No durmió, asaltado por la resaca de la realidad virtual. Pensó en la IA; esa presencia demiúrgica, que con sus palabras se apoderaba de cada una de las dimensiones de su Leila real, aprovechándose de los vacíos de la memoria, desapareciendo a un ser humano en un torrente impersonal de unos y ceros. «¿Y la Leila de VR? ¿esa cuál es? ¿y si todo es una sugestión, y la narración no es igual a la voz de mi mujer? Y en caso de ser igual, ¿no será imposible que entre tantas obras perdure una sola voz? ¿cuánto material habrán revisado los editores? ¿diez mil textos? ¿quince mil? ¿cómo puede eso ser una muestra válida frente al infinito?» A la mañana siguiente el señor Berón compró los dos libros restantes: Antenna y Aire virgen, y confirmó (para su satisfacción) que la narradora seguía presente en ellos.
Pasó todo el día conectado al visor, abrazando a Leila, tocándola, escuchándola leer, pensando que una IA capaz de aprender, crecer, tomar decisiones, fabricar arte, ganar premios y cometer errores estaba viva, más viva de lo que él podría jamás estar. Pensó en la delgada frontera entre sus Leilas: la de los recuerdos en el fondo del corazón; la escritora
suspendida en el ciberespacio, sin cuerpo ni rostro; y la última, la imagen, ese cascarón tridimensional almacenado en la memoria de ese escáner específico. Etéreas e inaprehensibles; aquella trinidad de falsas mujeres amadas alcanzaba la unidad dentro del señor Berón, como las notas de una melodía secreta. Era un ser originado a partir del choque entre azar y caos; la última extravagancia de esa secuencia de casualidades llamada universo. Leila múltiple, indefinida, sin fronteras: el recuerdo, la infinitud y la imagen entremezcladas, formando un ser pleno, superior al señor Berón en todos los aspectos, incluso en el insignificante delirio de la literatura. Unos libros, un escáner, un monitor y un hombre: Leila y el señor Berón eran parte de un Sistema Integrado.

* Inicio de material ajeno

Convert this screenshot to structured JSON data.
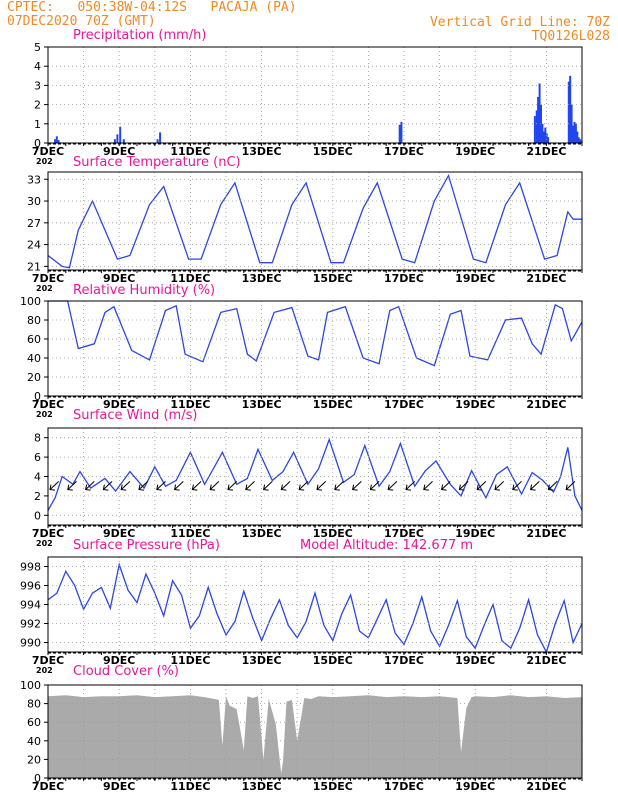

El viejo olvidó las hebras de cabello, el premio Nobel, el perfume y muchas otras pequeñas melancolías, pero las latas de comida y los libros no dejaron de acumularse. Eran, junto a la electricidad, el combustible principal del Sistema. Ya no se trataba de una máquina y su usuario, sino de un organismo vivo, capaz de sentir y amar. El señor Berón era el módulo sensorial, el dispositivo orgánico por el cual fluían y se condensaban los componentes de esa Leila olvidada y reconstruida, verdadera y falsa; multidimensional, esencial, imaginaria. Como un macho parasitario de rape abisal, el señor Berón había sido asimilado. Comía, recordaba, compraba y escaneaba los libros nuevos, y amaba con amor triste. Leila siguió leyendo, aunque quizá nunca sintió (ni pensó) nada. La oscuridad y el polvo lo cubrían todo. El escáner sentía a través del señor Berón, ¿o era al revés?